Treatment Options Before Hirschsprung’s Revision Surgery
Botox Treatment
Sometimes surgeons can’t identify a structural or physical problem with the surgery or the anatomy, but a child is still having functional problems, such as soiling, incontinence or severe bloating. In some cases, Botox, or botulinum toxin, may be used to relax the sphincter. This is done in a procedure under general anesthesia or sedation.
Bowel Management Program
Sometimes the child is placed on an enema program, which can be given through the bottom, or in some cases by a surgery called a Malone appendicostomy (or MACE, which stands for Malone Antegrade Continent Enema), or a cecostomy (a tube placed directly into the colon used to give daily flushes). This may be referred to as a bowel management program, which can help children with even the most challenging of problems become clean.
Sacral Nerve Stimulation
In other cases, sacral nerve stimulation may help control incontinence or improve the management of severe constipation. The sacral nerve stimulator is an implantable device that gives tiny electrical signals to the nerves that control the rectum.

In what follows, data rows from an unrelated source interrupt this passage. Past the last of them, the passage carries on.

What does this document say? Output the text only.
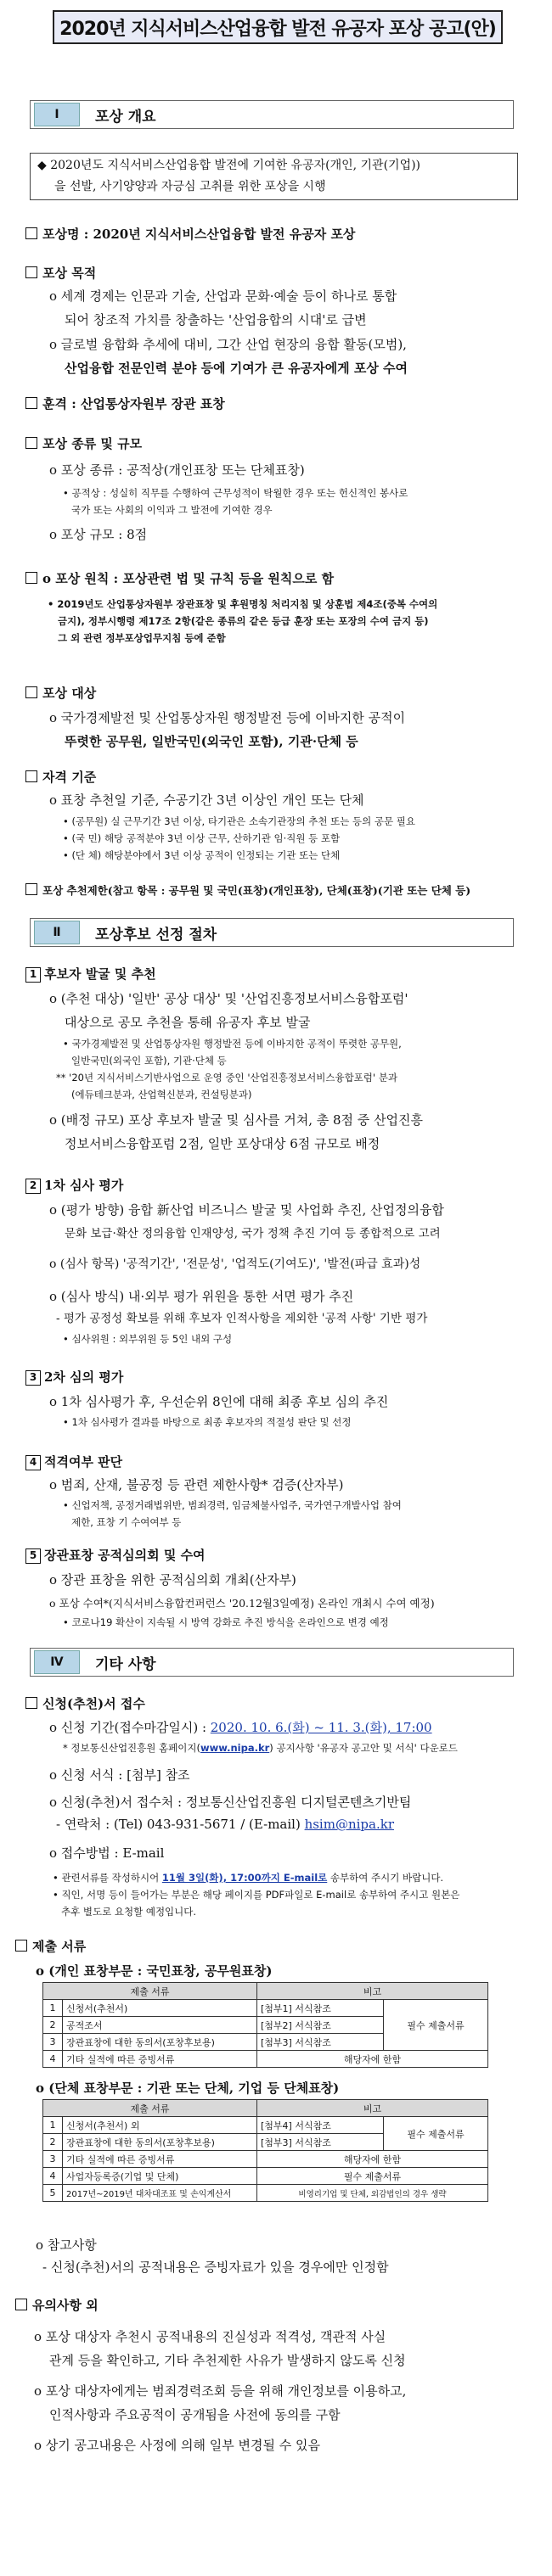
2020년 지식서비스산업융합 발전 유공자 포상 공고(안)
Ⅰ	포상 개요
◆ 2020년도 지식서비스산업융합 발전에 기여한 유공자(개인, 기관(기업))
을 선발, 사기양양과 자긍심 고취를 위한 포상을 시행
포상명 : 2020년 지식서비스산업융합 발전 유공자 포상
포상 목적
o 세계 경제는 인문과 기술, 산업과 문화·예술 등이 하나로 통합
되어 창조적 가치를 창출하는 '산업융합의 시대'로 급변
o 글로벌 융합화 추세에 대비, 그간 산업 현장의 융합 활동(모범),
산업융합 전문인력 분야 등에 기여가 큰 유공자에게 포상 수여
훈격 : 산업통상자원부 장관 표창
포상 종류 및 규모
o 포상 종류 : 공적상(개인표창 또는 단체표창)
• 공적상 : 성실히 직무를 수행하여 근무성적이 탁월한 경우 또는 헌신적인 봉사로
국가 또는 사회의 이익과 그 발전에 기여한 경우
o 포상 규모 : 8점
o 포상 원칙 : 포상관련 법 및 규칙 등을 원칙으로 함
• 2019년도 산업통상자원부 장관표창 및 후원명칭 처리지침 및 상훈법 제4조(중복 수여의
금지), 정부시행령 제17조 2항(같은 종류의 같은 등급 훈장 또는 포장의 수여 금지 등)
그 외 관련 정부포상업무지침 등에 준함
포상 대상
o 국가경제발전 및 산업통상자원 행정발전 등에 이바지한 공적이
뚜렷한 공무원, 일반국민(외국인 포함), 기관·단체 등
자격 기준
o 표창 추천일 기준, 수공기간 3년 이상인 개인 또는 단체
• (공무원) 실 근무기간 3년 이상, 타기관은 소속기관장의 추천 또는 등의 공문 필요
• (국 민) 해당 공적분야 3년 이상 근무, 산하기관 임·직원 등 포함
• (단 체) 해당분야에서 3년 이상 공적이 인정되는 기관 또는 단체
포상 추천제한(참고 항목 : 공무원 및 국민(표창)(개인표창), 단체(표창)(기관 또는 단체 등)
Ⅱ	포상후보 선정 절차
1 후보자 발굴 및 추천
o (추천 대상) '일반' 공상 대상' 및 '산업진흥정보서비스융합포럼'
대상으로 공모 추천을 통해 유공자 후보 발굴
• 국가경제발전 및 산업통상자원 행정발전 등에 이바지한 공적이 뚜렷한 공무원,
일반국민(외국인 포함), 기관·단체 등
** '20년 지식서비스기반사업으로 운영 중인 '산업진흥정보서비스융합포럼' 분과
(에듀테크분과, 산업혁신분과, 컨설팅분과)
o (배정 규모) 포상 후보자 발굴 및 심사를 거쳐, 총 8점 중 산업진흥
정보서비스융합포럼 2점, 일반 포상대상 6점 규모로 배정
2 1차 심사 평가
o (평가 방향) 융합 新산업 비즈니스 발굴 및 사업화 추진, 산업정의융합
문화 보급·확산 정의융합 인재양성, 국가 정책 추진 기여 등 종합적으로 고려
o (심사 항목) '공적기간', '전문성', '업적도(기여도)', '발전(파급 효과)성
o (심사 방식) 내·외부 평가 위원을 통한 서면 평가 추진
- 평가 공정성 확보를 위해 후보자 인적사항을 제외한 '공적 사항' 기반 평가
• 심사위원 : 외부위원 등 5인 내외 구성
3 2차 심의 평가
o 1차 심사평가 후, 우선순위 8인에 대해 최종 후보 심의 추진
• 1차 심사평가 결과를 바탕으로 최종 후보자의 적절성 판단 및 선정
4 적격여부 판단
o 범죄, 산재, 불공정 등 관련 제한사항* 검증(산자부)
• 신업저책, 공정거래법위반, 범죄경력, 임금체불사업주, 국가연구개발사업 참여
제한, 표창 기 수여여부 등
5 장관표창 공적심의회 및 수여
o 장관 표창을 위한 공적심의회 개최(산자부)
o 포상 수여*(지식서비스융합컨퍼런스 '20.12월3일예정) 온라인 개최시 수여 예정)
• 코로나19 확산이 지속될 시 방역 강화로 추진 방식을 온라인으로 변경 예정
Ⅳ	기타 사항
신청(추천)서 접수
o 신청 기간(접수마감일시) : 2020. 10. 6.(화) ~ 11. 3.(화), 17:00
* 정보통신산업진흥원 홈페이지(www.nipa.kr) 공지사항 '유공자 공고안 및 서식' 다운로드
o 신청 서식 : [첨부] 참조
o 신청(추천)서 접수처 : 정보통신산업진흥원 디지털콘텐츠기반팀
- 연락처 : (Tel) 043-931-5671 / (E-mail) hsim@nipa.kr
o 접수방법 : E-mail
• 관련서류를 작성하시어 11월 3일(화), 17:00까지 E-mail로 송부하여 주시기 바랍니다.
• 직인, 서명 등이 들어가는 부분은 해당 페이지를 PDF파일로 E-mail로 송부하여 주시고 원본은
추후 별도로 요청할 예정입니다.
제출 서류
o (개인 표창부문 : 국민표창, 공무원표창)
제출 서류		비고	
1	신청서(추천서)	[첨부1] 서식참조	필수 제출서류
2	공적조서	[첨부2] 서식참조	
3	장관표창에 대한 동의서(포창후보용)	[첨부3] 서식참조	
4	기타 실적에 따른 증빙서류	해당자에 한함	
o (단체 표창부문 : 기관 또는 단체, 기업 등 단체표창)
제출 서류		비고	
1	신청서(추천서) 외	[첨부4] 서식참조	필수 제출서류
2	장관표창에 대한 동의서(포창후보용)	[첨부3] 서식참조	
3	기타 실적에 따른 증빙서류	해당자에 한함	
4	사업자등록증(기업 및 단체)	필수 제출서류	
5	2017년~2019년 대차대조표 및 손익계산서	비영리기업 및 단체, 외감법인의 경우 생략	
o 참고사항
- 신청(추천)서의 공적내용은 증빙자료가 있을 경우에만 인정함
유의사항 외
o 포상 대상자 추천시 공적내용의 진실성과 적격성, 객관적 사실
관계 등을 확인하고, 기타 추천제한 사유가 발생하지 않도록 신청
o 포상 대상자에게는 범죄경력조회 등을 위해 개인정보를 이용하고,
인적사항과 주요공적이 공개됨을 사전에 동의를 구함
o 상기 공고내용은 사정에 의해 일부 변경될 수 있음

In some cases, this can help significantly improve the child’s ability to poop.
Ostomy
In extreme cases, a surgeon may create an ostomy. The surgeon moves the end of the bowel to stick out through the abdominal wall. This area is called a stoma. The child will wear a bag over the opening to collect poop. This is usually a temporary measure as part of a long-term plan to get to the best functional result possible. Your child’s surgeon will try to determine the best plan that maximizes safety, minimizes pain, and targets the best outcome for your child.